Provinsi Riau Darurat Karhutla dan Abrasi


Nusaperdana.com, Pekanbaru - Dalam rangka memeringati Hari Lahan Basah Sedunia (World Wetlands Day), Walhi Riau beserta komunitas seni Selembayung dan Forum Taman Baca Masyarakat (FTBM) Kota Pekanbaru, mengadakan bincang di area care free day (CFD) pada, Ahad (2/2/2020). Kegiatan bertema "Pulihkan Gambut Sekarang, Rakyat Selamat".

Hal itu sebagai bentuk langkah peringatan memasuki musim kemarau. Adapun maksud dari tema, karena melihat Provinsi Riau selalu diterpa bencana ekologis kebakaran hutan dan lahan (karhutla) sudah terjadi sejak 22 tahun.

Pada 2019 lalu, BNPB memprediksi kerugian yang ditimbulkan oleh karhutla mencapai Rp66,3 triliun. Taksiran kerugian itu diperoleh dengan membandingkan jumlah kerugian karhutla pada 2015.

Sementara luasan karhutla menurut catatan BNPB pada 2019 mencapai 350 ribu hektare. Sebagian besar kebakaran di Riau terjadi di atas lahan gambut dan hampir setengahnya berada di kawasan konsesi.

Sebelum diskusi dimulai, diawali dengan penampilan teater lingkungan dari Sanggar Selembayung. Empat orang berjalan melawati kerumunan pengunjung  CFD sambil berkata "Rumah Pak Udin terseret ombak. Itu gejala alami siapa yang peduli. Ayo mainkan ke pantai”. Kalimat tersebut diulang-ulang sambil berjalan sehingga mengundang perhatian warga.

Tibalah sesi diskusi bersama dengan pembicara Deputi Walhi Riau Fandi Rahman, Direktur LBH Pekanbaru Aditia Bagus Santoso dan Sanggar Selembayung, Fedli Aziz.

Fandi Rahman mengawali pembicaraa dengan menjelaskan potensi dari kerusakan lahan basah salah yaitu gambut dan abrasi pulau Bengkalis, Rupat dan Meranti.

“Bibir pantai di pesisir Riau sudah berkurang tiap tahunnya.
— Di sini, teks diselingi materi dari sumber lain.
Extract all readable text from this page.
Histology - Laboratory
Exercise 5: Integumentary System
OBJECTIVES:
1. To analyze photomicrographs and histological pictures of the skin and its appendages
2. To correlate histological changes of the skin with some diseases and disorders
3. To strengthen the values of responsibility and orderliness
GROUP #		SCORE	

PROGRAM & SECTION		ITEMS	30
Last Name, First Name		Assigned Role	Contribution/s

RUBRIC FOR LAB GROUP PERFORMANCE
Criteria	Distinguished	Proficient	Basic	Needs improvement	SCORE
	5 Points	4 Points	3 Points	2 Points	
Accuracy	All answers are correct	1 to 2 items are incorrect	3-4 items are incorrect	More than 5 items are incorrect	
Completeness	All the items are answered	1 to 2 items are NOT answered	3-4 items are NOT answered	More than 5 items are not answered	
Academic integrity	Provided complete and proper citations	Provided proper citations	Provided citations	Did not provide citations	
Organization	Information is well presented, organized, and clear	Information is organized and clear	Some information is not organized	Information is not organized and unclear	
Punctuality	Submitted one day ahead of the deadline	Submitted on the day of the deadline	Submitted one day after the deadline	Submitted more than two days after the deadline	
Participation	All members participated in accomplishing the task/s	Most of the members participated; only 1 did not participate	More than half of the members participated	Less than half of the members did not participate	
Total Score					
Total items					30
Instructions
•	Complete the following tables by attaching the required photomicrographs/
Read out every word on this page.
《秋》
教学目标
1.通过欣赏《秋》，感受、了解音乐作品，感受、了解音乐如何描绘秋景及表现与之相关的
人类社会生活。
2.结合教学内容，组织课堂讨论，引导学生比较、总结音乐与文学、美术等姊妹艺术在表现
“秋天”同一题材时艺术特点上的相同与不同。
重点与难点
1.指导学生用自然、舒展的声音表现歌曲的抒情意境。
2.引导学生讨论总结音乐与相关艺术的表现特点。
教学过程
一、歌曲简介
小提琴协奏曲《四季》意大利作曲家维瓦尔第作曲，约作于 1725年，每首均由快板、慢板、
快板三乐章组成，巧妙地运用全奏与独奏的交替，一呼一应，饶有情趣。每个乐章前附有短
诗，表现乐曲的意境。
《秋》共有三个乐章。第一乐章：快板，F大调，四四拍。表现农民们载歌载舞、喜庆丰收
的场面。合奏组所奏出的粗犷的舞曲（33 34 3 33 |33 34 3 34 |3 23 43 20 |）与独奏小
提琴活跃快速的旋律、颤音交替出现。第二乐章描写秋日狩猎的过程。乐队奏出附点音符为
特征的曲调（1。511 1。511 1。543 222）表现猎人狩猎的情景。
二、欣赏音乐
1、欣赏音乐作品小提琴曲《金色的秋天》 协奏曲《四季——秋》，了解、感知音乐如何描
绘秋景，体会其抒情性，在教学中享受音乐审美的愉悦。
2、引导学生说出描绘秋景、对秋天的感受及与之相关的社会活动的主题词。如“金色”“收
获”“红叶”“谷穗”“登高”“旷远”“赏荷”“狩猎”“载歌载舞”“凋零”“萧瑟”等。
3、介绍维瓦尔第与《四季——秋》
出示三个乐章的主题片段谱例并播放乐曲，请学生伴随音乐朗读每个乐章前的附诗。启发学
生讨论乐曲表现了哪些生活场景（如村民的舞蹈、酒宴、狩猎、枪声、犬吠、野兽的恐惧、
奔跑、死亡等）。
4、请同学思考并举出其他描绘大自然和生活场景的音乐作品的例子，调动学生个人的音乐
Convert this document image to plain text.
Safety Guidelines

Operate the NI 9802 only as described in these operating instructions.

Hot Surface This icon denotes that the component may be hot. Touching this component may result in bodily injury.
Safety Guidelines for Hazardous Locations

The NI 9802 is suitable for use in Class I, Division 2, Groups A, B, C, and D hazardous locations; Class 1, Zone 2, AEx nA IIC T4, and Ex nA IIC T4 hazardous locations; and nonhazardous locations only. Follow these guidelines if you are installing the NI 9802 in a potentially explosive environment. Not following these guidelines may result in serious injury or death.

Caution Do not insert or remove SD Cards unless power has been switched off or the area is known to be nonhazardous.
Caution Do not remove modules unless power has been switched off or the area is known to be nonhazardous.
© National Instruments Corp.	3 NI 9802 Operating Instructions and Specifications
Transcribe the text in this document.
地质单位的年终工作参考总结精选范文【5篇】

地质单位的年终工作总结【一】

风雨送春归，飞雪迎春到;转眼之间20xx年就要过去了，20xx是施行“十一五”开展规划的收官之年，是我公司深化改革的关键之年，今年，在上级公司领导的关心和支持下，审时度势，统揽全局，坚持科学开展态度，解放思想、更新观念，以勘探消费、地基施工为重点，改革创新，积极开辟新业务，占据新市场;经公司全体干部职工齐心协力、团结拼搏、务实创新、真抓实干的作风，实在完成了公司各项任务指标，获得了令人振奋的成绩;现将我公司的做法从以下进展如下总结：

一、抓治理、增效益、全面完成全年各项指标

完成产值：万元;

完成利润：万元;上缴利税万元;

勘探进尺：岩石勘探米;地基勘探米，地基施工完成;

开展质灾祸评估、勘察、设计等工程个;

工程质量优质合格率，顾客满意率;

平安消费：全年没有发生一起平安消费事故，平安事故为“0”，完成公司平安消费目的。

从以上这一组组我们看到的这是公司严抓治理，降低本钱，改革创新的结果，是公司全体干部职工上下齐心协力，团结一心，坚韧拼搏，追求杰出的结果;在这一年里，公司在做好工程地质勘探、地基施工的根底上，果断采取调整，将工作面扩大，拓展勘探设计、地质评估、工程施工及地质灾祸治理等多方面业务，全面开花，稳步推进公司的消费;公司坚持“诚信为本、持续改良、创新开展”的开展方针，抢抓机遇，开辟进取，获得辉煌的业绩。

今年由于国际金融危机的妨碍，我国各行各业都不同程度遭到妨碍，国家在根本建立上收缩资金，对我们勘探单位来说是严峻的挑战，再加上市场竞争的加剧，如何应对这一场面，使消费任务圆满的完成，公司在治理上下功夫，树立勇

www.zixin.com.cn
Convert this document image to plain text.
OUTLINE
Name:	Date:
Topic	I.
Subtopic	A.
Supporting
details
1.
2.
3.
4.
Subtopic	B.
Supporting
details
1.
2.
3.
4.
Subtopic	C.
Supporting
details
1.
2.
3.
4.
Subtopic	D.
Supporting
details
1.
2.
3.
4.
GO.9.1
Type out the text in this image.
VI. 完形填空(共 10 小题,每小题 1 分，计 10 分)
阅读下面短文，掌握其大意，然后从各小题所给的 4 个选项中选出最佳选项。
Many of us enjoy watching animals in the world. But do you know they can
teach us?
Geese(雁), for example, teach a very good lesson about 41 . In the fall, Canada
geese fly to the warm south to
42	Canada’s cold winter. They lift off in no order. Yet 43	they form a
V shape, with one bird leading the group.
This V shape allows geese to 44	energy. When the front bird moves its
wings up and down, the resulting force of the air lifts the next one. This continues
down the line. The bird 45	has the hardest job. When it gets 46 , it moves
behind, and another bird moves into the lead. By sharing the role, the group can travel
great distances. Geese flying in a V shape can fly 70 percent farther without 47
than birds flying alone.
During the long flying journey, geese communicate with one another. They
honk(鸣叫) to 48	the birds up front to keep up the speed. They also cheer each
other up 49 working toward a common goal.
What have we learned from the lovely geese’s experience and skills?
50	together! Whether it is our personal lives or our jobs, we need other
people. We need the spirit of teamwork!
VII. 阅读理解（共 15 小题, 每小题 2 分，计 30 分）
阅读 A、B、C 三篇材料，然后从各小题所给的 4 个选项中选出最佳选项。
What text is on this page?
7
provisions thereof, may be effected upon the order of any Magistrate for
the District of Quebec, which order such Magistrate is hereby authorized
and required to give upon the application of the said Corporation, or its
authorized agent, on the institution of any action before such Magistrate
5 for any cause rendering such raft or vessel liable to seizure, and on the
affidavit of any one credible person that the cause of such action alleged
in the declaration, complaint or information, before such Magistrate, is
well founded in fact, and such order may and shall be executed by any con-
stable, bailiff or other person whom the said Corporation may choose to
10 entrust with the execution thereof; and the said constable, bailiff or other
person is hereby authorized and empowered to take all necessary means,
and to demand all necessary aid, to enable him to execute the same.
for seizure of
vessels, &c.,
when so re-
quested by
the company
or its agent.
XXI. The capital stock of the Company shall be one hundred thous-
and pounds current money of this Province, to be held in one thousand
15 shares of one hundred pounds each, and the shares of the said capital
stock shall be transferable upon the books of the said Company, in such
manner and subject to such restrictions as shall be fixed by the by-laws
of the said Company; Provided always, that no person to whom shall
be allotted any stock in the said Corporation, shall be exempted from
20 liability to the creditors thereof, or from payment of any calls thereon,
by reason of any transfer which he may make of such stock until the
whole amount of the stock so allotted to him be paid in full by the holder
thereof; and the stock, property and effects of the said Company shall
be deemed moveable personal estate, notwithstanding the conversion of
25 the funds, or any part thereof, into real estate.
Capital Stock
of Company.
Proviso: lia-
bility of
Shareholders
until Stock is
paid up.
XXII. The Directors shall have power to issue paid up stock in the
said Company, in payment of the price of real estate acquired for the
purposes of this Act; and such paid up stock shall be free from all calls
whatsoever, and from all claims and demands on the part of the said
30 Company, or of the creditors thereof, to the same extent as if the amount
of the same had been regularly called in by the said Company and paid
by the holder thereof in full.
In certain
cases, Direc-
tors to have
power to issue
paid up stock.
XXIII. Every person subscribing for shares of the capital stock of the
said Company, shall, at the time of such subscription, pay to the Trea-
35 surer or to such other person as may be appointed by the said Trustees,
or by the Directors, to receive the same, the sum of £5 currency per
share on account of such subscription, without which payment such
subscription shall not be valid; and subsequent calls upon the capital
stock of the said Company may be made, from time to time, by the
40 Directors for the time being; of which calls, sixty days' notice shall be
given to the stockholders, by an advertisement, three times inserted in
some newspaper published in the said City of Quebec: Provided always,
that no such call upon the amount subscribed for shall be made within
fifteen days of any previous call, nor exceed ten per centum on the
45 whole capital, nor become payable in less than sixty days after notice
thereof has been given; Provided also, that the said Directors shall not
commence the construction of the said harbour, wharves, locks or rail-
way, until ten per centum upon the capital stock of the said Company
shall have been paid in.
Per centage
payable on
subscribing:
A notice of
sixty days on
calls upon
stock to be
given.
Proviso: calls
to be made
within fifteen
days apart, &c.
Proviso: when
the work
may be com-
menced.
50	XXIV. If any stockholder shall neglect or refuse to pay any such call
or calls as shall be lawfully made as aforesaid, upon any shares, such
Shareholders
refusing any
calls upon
Ini akibat penebangan hutan mangrove dan pembukaan lahan berkebunan," katanya.

Ia meminta agar isu abrasi tiga pulau mulai jadi perhatian pemerintah kabupaten, dan masyarakat agar bisa membuat langkah kongkrit dalam menekan laju abrasi tersebut.

Momen Hari Lahan Basah se-Dunia  mengingatkan kembali akan arti penting lahan basah yang sering terlupakan.

Untuk itu harus muncul gerakan kolektif semua unsur dalam memberikan edukasi terhadap masyarakat terutama generasi muda dan terlibat untuk  merawat, mendijaga, dan mengelola lingkungan dengan baik secara terintegrasi supaya kita terhindar dari permasalahan krisis air dan bencana ekologis lainnya.

Sementara itu Direktur LBH Pekanbaru, Aditia Bagus Santoso menjelaskan penegakan hukum terhadap korporasi yang merusak lahan gambut di Provinsi Riau, karena jauh dari harapan masyarakat.

Dimana menurut laporan Polda Riau oknum masyarakat lebih dominan dari pada perusahaan perkebunan dan HTI yang menjadi tersangka, malah ada petani yang menjadi korban.

"Pak Syafrudin hanya petani biasa yang membuka ladang untuk menanam sayuran dan buahan, LBH melihat unsur pidana dalam kasus ini sangat lemah dan seharusnya ia bebas dari dakwaan," ujarnya.